Siyaset, insanla ve insanlar için yapılır. Siyasette de etik kurallar vardır. Hak, hukuk, adalet, eşitlik, emeğin en yüce değer olması gibi. Halka demokrasi içinde hizmet böyle olur. Bunları göz ardı ederseniz, demokrasi olmaz, keyfi idare olur. Siyaseti rant için yapanlar eşe, dosta, arkadaşa koltuk paylaşımı olarak görenler, halkın vicdanında yer alamazlar. Siyasi partiler, önce kendi içlerinde demokrasiyi uygulayacaklar ki, ülkede demokrasi gelişsin, insan hak ve özgürlükleri konusunda yol alalım. Demokratik kurallara, önce kuralları koyanlar uymalıdır. Demokrasinin en temel bir kuralı da halkın kendi yöneticilerini özgür iradesiyle kendisinin seçmesidir. Tüm siyasi partilerde bu konuda son söz sahibi genel merkezdir, genel başkandır. Cumhurbaşkanını, milletvekillerini, belediye başkanlarını, diğer meclis üyelerini aday yapanlar, onlardır. Böyle olunca halk,yalnızca oy vererek, önüne konan adayı seçer..
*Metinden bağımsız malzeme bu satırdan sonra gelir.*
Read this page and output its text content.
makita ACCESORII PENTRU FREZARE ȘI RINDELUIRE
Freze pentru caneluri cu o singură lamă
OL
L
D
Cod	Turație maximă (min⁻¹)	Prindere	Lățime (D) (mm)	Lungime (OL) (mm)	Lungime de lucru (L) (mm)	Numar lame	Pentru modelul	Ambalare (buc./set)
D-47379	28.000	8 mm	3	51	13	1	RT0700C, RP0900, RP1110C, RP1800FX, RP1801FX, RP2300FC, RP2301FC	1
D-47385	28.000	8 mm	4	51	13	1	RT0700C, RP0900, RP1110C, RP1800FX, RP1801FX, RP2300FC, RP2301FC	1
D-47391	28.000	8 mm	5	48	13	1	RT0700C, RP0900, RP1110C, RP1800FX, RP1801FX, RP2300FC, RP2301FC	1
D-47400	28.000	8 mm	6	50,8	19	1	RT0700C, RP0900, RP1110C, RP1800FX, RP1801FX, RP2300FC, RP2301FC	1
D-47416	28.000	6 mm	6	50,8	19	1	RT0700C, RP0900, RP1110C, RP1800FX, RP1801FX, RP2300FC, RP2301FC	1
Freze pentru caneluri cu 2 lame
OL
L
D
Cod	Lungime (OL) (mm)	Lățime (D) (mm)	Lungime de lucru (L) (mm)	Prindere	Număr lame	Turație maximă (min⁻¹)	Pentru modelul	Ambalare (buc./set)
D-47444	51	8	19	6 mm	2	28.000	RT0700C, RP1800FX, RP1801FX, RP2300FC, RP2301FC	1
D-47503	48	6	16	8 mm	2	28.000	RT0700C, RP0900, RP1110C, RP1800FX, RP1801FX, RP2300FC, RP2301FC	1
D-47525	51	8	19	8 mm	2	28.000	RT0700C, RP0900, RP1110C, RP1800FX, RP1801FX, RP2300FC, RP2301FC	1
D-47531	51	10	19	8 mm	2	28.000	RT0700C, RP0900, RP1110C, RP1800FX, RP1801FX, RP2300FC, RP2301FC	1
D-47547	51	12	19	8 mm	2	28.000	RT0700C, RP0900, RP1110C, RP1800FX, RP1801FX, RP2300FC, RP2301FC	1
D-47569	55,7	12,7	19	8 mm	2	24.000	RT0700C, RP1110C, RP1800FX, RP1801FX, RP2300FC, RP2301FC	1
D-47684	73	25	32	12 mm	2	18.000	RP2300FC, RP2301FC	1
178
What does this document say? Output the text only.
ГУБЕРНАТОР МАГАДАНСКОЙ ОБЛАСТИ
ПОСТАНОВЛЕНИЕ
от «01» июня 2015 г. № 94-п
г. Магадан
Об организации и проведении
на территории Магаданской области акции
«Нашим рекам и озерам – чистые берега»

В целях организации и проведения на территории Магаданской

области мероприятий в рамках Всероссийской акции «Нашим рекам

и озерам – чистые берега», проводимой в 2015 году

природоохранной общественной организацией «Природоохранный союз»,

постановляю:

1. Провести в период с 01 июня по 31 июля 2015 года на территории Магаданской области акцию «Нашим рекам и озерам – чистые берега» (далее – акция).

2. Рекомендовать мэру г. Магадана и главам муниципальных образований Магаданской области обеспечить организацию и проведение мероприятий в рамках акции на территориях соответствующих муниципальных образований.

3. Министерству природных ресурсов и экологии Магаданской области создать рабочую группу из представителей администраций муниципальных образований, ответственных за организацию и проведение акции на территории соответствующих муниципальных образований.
Yukarıdan atananlar da bir kez daha atanmak için halka değil, onu oraya getiren iradeye yaranmak isteyecektir. Genel merkez de gücünü, göreve getirdiklerinden alacaktır. Böylece “al gülüm, ver gülüm” politikası geçerli olacaktır. ” Seçilen yöneticiler, artık halkı değil, yukarısını gözlerler. Çünkü bir daha seçilmek her şeyin önündedir. O da liderden geçer. Zordur, bizde demokrat olmak. Lider, eline geçirdiği yetkiyi sonuna kadar kullanır. Hiç kimse artık onu, o istemediği takdirde oradan indiremez. Demokrasiyi tabana yaymak, katılımcılığı sağlamak, ön seçim yapmak, yetkilerinin bir kısmından vazgeçmek liderin aklından dahi geçmez. Tek seçicidir. Tüm adayları o seçer, MYK üyelerini de, danışmanlarını da. Boşuna mıdır, adayların liderle fotoğraf çektirmeleri, karşılama kuyruğuna girmeleri?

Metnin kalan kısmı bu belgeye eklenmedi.